Quasar : Par tous les bouts
Musique

Quasar : Par tous les bouts

Le quatuor de saxophones Quasar se joue des règles et souffle dans son instrument par tous les bouts dans De Bach à Zappa

Des quatuors à cordes, on en croise à tous les coins de rue (et dans tous les cinq à sept de chambre de commerce). Des quatuors vocaux, on en a entendu un et un autre et un autre. Mais des quatuors de saxophones? Ce genre de formations appartenait, croyait-on, à un monde fantasmatique où Kenny G est adulé de tous. «C’est une formation qu’on ne voit pas tant que ça, en effet, mais il y en a un peu partout dans le monde. C’est une formation standard, quoi», assure pourtant Marie-Chantal Leclair qui souffle dans un sax soprano aux côtés de Mathieu Leclair (sax alto), André Leroux (sax ténor) et Jean-Marc Bouchard (sax baryton) au sein de Quasar.

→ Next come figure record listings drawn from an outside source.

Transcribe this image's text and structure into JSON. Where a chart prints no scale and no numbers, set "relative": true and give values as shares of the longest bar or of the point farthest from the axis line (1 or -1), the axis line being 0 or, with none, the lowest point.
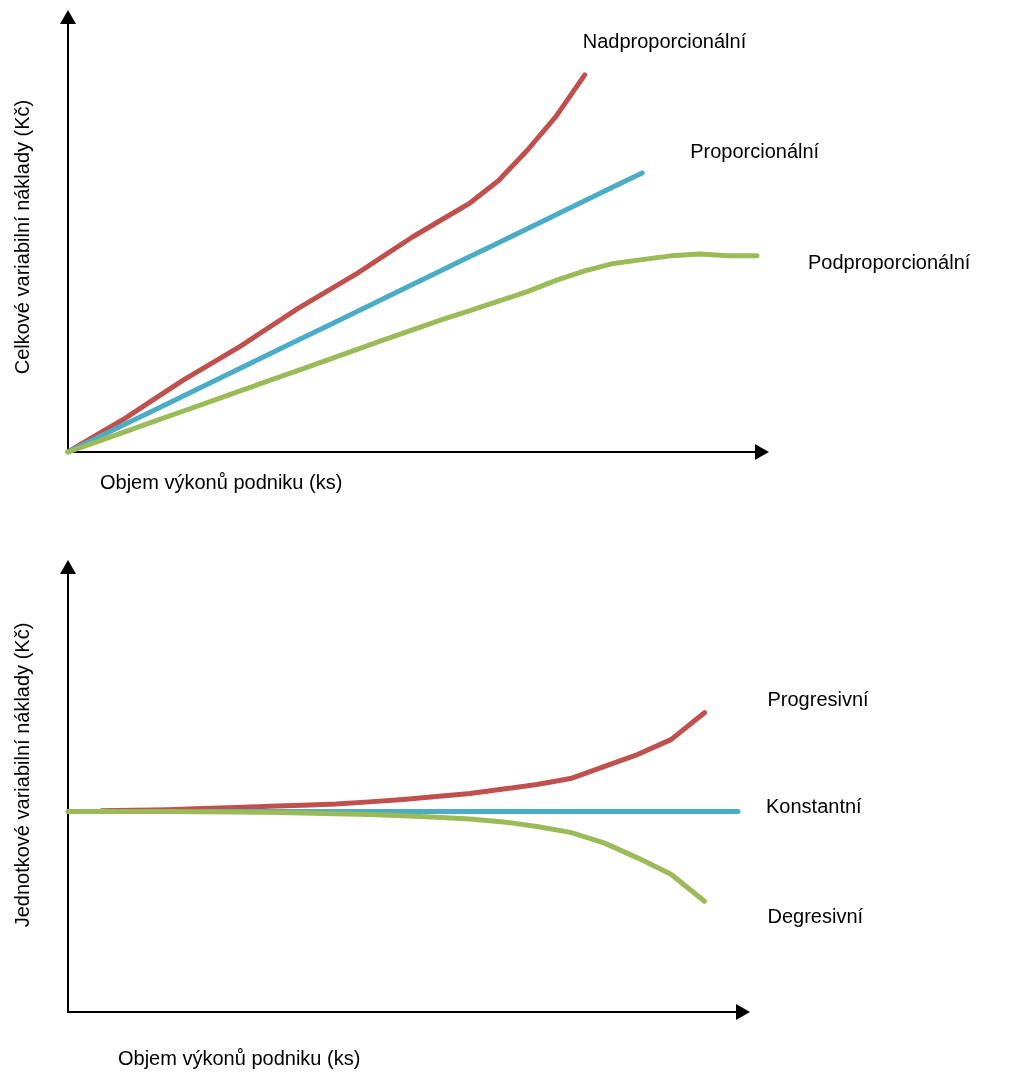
{
  "chart_data": [
    {
      "type": "line",
      "relative": true,
      "xlabel": "Objem výkonů podniku (ks)",
      "ylabel": "Celkové variabilní náklady (Kč)",
      "grid": false,
      "legend": false,
      "marker": "none",
      "line_style": "solid",
      "categories": [
        null,
        null,
        null,
        null,
        null,
        null,
        null,
        null,
        null,
        null,
        null,
        null,
        null,
        null,
        null,
        null,
        null,
        null,
        null,
        null,
        null,
        null,
        null,
        null,
        null
      ],
      "series": [
        {
          "name": "Nadproporcionální",
          "color": "#c0504d",
          "values": [
            0,
            0.045,
            0.09,
            0.14,
            0.19,
            0.235,
            0.28,
            0.33,
            0.38,
            0.425,
            0.47,
            0.52,
            0.57,
            0.615,
            0.66,
            0.72,
            0.8,
            0.89,
            1,
            null,
            null,
            null,
            null,
            null,
            null
          ]
        },
        {
          "name": "Proporcionální",
          "color": "#4bacc6",
          "values": [
            0,
            0.037,
            0.074,
            0.111,
            0.148,
            0.185,
            0.222,
            0.259,
            0.296,
            0.333,
            0.37,
            0.407,
            0.444,
            0.481,
            0.518,
            0.555,
            0.592,
            0.629,
            0.666,
            0.703,
            0.74,
            null,
            null,
            null,
            null
          ]
        },
        {
          "name": "Podproporcionální",
          "color": "#9bbb59",
          "values": [
            0,
            0.027,
            0.054,
            0.081,
            0.108,
            0.135,
            0.162,
            0.189,
            0.216,
            0.243,
            0.27,
            0.297,
            0.324,
            0.35,
            0.375,
            0.4,
            0.425,
            0.455,
            0.48,
            0.5,
            0.51,
            0.52,
            0.525,
            0.52,
            0.52
          ]
        }
      ]
    },
    {
      "type": "line",
      "relative": true,
      "xlabel": "Objem výkonů podniku (ks)",
      "ylabel": "Jednotkové variabilní náklady (Kč)",
      "grid": false,
      "legend": false,
      "marker": "none",
      "line_style": "solid",
      "categories": [
        null,
        null,
        null,
        null,
        null,
        null,
        null,
        null,
        null,
        null,
        null,
        null,
        null,
        null,
        null,
        null,
        null,
        null,
        null,
        null,
        null
      ],
      "series": [
        {
          "name": "Progresivní",
          "color": "#c0504d",
          "values": [
            null,
            0.672,
            0.674,
            0.676,
            0.68,
            0.683,
            0.687,
            0.691,
            0.695,
            0.702,
            0.71,
            0.72,
            0.73,
            0.745,
            0.76,
            0.78,
            0.82,
            0.86,
            0.91,
            1,
            null
          ]
        },
        {
          "name": "Konstantní",
          "color": "#4bacc6",
          "values": [
            null,
            null,
            null,
            null,
            0.67,
            0.67,
            0.67,
            0.67,
            0.67,
            0.67,
            0.67,
            0.67,
            0.67,
            0.67,
            0.67,
            0.67,
            0.67,
            0.67,
            0.67,
            0.67,
            0.67
          ]
        },
        {
          "name": "Degresivní",
          "color": "#9bbb59",
          "values": [
            0.67,
            0.67,
            0.67,
            0.67,
            0.669,
            0.668,
            0.667,
            0.665,
            0.662,
            0.66,
            0.656,
            0.651,
            0.645,
            0.635,
            0.62,
            0.6,
            0.565,
            0.515,
            0.46,
            0.37,
            null
          ]
        }
      ]
    }
  ]
}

Les quatre musiciens, qui ont en 1994 fait vœu de répandre la bonne nouvelle de la musique contemporaine, ouvrent la porte sur un répertoire tristement méconnu dans De Bach à Zappa (les deux génies balisant leur univers), spectacle/mise en bouche permettant aux néophytes de se frotter, sous le signe du ludisme, aux œuvres de compositeurs d’ici, dont Leclair parle avec passion. «Les gens connaissent peu la richesse de nos compositeurs, pourtant il y en a beaucoup et ils sont bons. C’est notre terroir. Je discutais avec quelqu’un récemment qui me disait: "Moi, je trouve important de faire découvrir les fromages québécois." Elle se réjouissait, à juste titre, qu’on mange plus que du P’tit Québec. On devrait penser la même chose quand il est question de musique.» Créées en laboratoire spécialement pour le quatuor, les pièces de Michel Frigon et Gilles Tremblay côtoieront des extraits de L’art de la fugue de Bach et des retranscriptions pour anches de Zappa pendant ce concert à l’image de l’éclectisme de Quasar, aperçu autant aux côtés d’orchestres symphoniques qu’en compagnie de DJ électros. 

Beau saxo

Loin de porter le lourd poids de la tradition qui pèse sur les épaules du piano ou du violon, l’instrument jeune depuis 1846 qu’est le saxophone suppose un vaste monde de possibles ne demandant qu’à être conquis par les libres penseurs de Quasar. «Le terrain d’exploration est très ouvert, de plus en plus de compositeurs écrivent pour cet instrument-là. C’est notre trip d’imaginer de nouvelles façons de jouer du saxophone. Dans la pièce de Michel Frigon Geyser Ghetto, qui fait écho musicalement au phénomène des geysers, on enlève les becs des instruments, on fait des bruits de souffle dans les tuyaux, on fait résonner l’instrument de manière différente. On l’explore par tous les bouts.»

Récemment réhabilité en musique pop grâce aux efforts plus ou moins ironiques de Bon Iver, Destroyer et autres Peter Peter, le saxophone, longtemps synonyme de Muzak ou de trame sonore pour porno cheap, tire sa singularité de sa capacité d’adaptation, estime Leclair. «C’est un instrument très physique. Le saxophone, c’est la respiration, la vibration, l’agilité. C’est la puissance des cuivres et la virtuosité des bois réunies.»